Les acheteurs et les concessionnaires ont peut-être littéralement fait la queue pour les voitures Dodge, mais l’acceptation au sein des banlieues cossues de Détroit a été plus difficile. Leur réputation de bagarreurs a été rendue publique dans un article du Detroit Times après que John ait été impliqué dans une bagarre de bar lugubre. Il réagit d’abord en s’excusant auprès du propriétaire du bar et en payant, puis en menaçant de tuer le propriétaire du journal. Horace était généralement beaucoup plus calme, mais il a aussi battu une fois un homme inconscient dans la rue après qu’il se soit moqué d’Horace parce qu’il était incapable de faire démarrer sa Ford. Ils sortaient boire un verre ensemble, dans des costumes identiques, se sont lancés dans des courses de hors-bord et ont fini par insister pour que tout le courrier leur soit adressé à tous les deux. Sinon, ils refusaient de le lire.

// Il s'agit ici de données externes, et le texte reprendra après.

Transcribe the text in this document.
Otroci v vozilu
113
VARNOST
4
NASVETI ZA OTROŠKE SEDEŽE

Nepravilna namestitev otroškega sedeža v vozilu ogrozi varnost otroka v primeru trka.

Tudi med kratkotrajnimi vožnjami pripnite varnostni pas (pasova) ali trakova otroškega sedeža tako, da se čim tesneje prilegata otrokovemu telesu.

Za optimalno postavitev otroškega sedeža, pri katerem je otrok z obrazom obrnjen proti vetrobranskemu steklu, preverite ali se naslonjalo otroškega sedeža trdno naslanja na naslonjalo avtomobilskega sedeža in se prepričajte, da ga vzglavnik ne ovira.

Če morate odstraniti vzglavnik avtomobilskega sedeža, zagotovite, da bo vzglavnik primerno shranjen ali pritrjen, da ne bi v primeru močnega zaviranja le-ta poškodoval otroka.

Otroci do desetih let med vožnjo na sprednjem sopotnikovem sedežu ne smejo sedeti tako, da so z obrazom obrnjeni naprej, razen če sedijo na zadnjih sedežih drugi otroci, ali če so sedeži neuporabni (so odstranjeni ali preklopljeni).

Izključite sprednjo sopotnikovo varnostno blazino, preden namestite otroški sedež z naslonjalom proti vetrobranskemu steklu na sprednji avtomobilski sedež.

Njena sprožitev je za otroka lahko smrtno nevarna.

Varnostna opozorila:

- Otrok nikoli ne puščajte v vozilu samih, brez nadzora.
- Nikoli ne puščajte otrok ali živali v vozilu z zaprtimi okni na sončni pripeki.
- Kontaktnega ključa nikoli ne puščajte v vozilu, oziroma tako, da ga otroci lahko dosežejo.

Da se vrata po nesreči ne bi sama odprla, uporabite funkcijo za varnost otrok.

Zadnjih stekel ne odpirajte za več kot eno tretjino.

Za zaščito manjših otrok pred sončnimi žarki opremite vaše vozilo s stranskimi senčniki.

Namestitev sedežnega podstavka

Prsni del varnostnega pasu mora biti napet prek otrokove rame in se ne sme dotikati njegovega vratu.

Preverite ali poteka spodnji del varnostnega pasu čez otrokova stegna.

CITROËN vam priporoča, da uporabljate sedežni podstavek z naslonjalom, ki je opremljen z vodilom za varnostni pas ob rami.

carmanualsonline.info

Sans surprise, ils étaient exclus de la société polie de Détroit, alors ils achetaient leur entrée. John se voit refuser l’adhésion au Detroit Club, mais sa fortune lui donne accès au pouvoir et il finit par devenir un faiseur de roi du parti républicain. Lorsque le Grosse Pointe Country Club refuse de l’admettre, Horace construit un énorme manoir sur la propriété adjacente, avec un garage pour 12 voitures faisant face au country club afin de faire le plus de bruit possible. Il a également beaucoup donné à l’orchestre symphonique de Détroit et a mené les efforts pour construire leur Symphony Hall, où l’orchestre se produit encore aujourd’hui.
De même que les frères Dodge ont vécu ensemble, ils sont morts ensemble. John a contracté la grippe au salon de l’automobile de New York en 1920 (la queue de la pandémie mondiale de 1918-1919 qui a tué des millions de personnes) et est mort peu après. Horace, le cœur brisé, n’a pas vécu l’année.
Il y a un million d’histoires de ce qui aurait pu être à Detroit, mais en 1920, Dodge compte 20 000 employés, peut produire 1 000 voitures par jour et est la deuxième marque américaine. Malgré une gestion compétente sous la direction de Frederick J. Haynes, un employé de longue date, les héritiers ne s’intéressent guère à la gestion de l’entreprise, préférant vivre de leur immense fortune. En 1925, ils vendent l’entreprise à une société bancaire pour 146 millions de dollars en espèces, ce qui constitue à l’époque la plus grosse transaction en espèces de l’histoire américaine. Trois ans plus tard, Walter Chrysler en prend la direction.
Si l’un des indépendants d’avant-guerre avait pu traverser la Dépression et la Seconde Guerre mondiale, c’était bien Dodge. Ils avaient le produit, les ressources, la capacité, le nom et les ventes pour y arriver, et le fait qu’il y ait des Dodge aujourd’hui est encore un énorme crédit à leur succès. Mais sans la vision et l’acier de John et Horace eux-mêmes, ce n’était qu’une entreprise comme les autres.
Les Essentiels de Hagerty est une série continue qui permet de présenter aux passionnés des personnes, des lieux et des choses que tout amateur de voitures bien équilibré devrait connaître. Plutôt que d’être approfondi, Essentials est une prise rapide vous donnant une connaissance conversationnelle et, en fin de compte, une idée de la façon dont l’ensemble s’imbrique.